About Head Start

Where is Head Start in Maine?

Head Start Locator

Head Start is a federal program that promotes the school readiness of children ages birth to five from low-income families by enhancing their cognitive, social, and emotional development.

Head Start programs provide a learning environment that supports children’s growth in the following domains:

  • language and literacy;
  • cognition and general knowledge;
  • physical development and health;
  • social and emotional development; and
  • approaches to learning.

Head Start programs provide comprehensive services to enrolled children and their families, which include health, nutrition, social, and other services determined to be necessary by family needs assessments, in addition to education and cognitive development services. Head Start services are designed to be responsive to each child and family’s ethnic, cultural, and linguistic heritage. Head Start has a long-standing commitment to the inclusion of children with disabilities. The Head Start Performance Standards and other regulations assure that children with disabilities and their families are included in the range of comprehensive services and program options available to all families.

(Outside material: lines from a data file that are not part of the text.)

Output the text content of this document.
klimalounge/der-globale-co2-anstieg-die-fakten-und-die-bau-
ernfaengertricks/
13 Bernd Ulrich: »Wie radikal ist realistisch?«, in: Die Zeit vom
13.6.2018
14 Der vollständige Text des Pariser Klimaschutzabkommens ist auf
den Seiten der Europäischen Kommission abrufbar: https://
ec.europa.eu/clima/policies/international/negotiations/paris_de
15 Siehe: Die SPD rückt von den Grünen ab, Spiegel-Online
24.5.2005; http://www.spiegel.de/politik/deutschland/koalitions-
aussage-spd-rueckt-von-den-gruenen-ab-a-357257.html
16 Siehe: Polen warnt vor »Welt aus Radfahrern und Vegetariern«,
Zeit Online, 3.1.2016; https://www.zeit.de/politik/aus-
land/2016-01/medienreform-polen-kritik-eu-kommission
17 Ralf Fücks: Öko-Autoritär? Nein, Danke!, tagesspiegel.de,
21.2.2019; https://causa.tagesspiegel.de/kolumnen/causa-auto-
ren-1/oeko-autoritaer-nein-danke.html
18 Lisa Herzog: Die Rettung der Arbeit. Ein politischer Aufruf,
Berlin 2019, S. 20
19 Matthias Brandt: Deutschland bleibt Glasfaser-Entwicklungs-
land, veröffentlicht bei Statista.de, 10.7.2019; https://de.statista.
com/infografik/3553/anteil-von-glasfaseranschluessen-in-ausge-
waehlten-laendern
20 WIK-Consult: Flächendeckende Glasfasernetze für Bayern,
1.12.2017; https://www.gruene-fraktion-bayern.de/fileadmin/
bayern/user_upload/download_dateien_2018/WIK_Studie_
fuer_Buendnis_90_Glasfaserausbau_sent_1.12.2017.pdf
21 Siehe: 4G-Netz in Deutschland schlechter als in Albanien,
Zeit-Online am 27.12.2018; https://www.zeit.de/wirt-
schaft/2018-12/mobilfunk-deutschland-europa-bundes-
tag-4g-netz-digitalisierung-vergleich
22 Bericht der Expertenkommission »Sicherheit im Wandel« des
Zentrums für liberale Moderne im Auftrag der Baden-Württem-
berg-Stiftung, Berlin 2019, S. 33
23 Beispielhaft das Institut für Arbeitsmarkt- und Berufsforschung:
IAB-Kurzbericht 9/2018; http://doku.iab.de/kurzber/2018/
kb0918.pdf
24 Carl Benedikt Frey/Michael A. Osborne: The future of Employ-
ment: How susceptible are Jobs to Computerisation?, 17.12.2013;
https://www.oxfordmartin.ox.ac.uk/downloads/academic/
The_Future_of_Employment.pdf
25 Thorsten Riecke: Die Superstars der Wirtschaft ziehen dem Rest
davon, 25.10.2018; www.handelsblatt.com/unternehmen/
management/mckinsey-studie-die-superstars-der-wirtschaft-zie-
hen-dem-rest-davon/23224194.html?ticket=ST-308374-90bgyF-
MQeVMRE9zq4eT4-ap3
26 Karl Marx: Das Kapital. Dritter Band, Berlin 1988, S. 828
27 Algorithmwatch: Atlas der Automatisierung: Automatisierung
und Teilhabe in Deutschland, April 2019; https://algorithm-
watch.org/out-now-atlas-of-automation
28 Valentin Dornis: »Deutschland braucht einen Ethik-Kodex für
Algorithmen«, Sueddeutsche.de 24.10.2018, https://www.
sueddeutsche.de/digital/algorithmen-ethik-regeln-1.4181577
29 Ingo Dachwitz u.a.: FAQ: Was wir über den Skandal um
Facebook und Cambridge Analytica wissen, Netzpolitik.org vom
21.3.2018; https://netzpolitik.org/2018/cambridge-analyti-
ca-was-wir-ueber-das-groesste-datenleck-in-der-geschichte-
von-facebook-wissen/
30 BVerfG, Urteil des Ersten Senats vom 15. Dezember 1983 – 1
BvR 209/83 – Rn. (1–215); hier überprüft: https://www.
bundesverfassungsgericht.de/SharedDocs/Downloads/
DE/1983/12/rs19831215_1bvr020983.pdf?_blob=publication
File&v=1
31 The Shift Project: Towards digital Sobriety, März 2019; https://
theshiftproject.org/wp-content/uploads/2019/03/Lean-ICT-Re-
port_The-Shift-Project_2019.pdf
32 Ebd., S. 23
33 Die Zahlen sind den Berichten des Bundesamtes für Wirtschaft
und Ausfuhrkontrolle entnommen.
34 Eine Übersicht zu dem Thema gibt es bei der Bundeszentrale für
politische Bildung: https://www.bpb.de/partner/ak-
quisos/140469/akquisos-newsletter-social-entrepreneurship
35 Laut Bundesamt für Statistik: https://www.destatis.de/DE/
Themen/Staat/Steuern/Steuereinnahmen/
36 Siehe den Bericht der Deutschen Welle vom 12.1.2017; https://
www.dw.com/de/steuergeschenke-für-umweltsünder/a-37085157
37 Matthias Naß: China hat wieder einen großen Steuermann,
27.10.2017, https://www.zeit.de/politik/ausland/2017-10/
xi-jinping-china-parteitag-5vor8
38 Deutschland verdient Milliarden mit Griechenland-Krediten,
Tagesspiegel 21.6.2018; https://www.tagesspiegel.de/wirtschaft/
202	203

Head Start emphasizes the role of parents as their child’s first and most important teacher. Head Start programs build relationships with families that support the following:

  • family well-being and positive parent-child relationships;
  • families as learners and lifelong educators;
  • family engagement in transitions;
  • family connections to peers and community; and
  • families as advocates and leaders.

Head Start Services

Head Start serves preschool-age children and their families. Many Head Start programs also provide Early Head Start, which serves infants, toddlers, pregnant women and their families who have incomes below the federal poverty level.

Head Start programs offer a variety of service models, depending on the needs of the local community. Programs may be based in:

  • centers or schools that children attend for part-day or full-day services;
  • family child care homes; and/or
  • children’s own homes, where a staff person visits once a week to provide services to the child and family. Children and families who receive home-based services gather periodically with other enrolled families for a group learning experience facilitated by Head Start staff.

Over a million children are served by Head Start programs every year, including children in every U.S. state and territory and in American Indian and Alaska Native communities. Since 1965, more than 30 million low-income children and their families have received these comprehensive services to increase their school readiness.

All Head Start programs are administered through the Office of Head Start, a division of the Administration for Children and Families within the U.S. Department of Health and Human Services. Federal dollars are granted directly to public and private providers (called grantees) at the local level to provide Head Start/Early Head Start programming.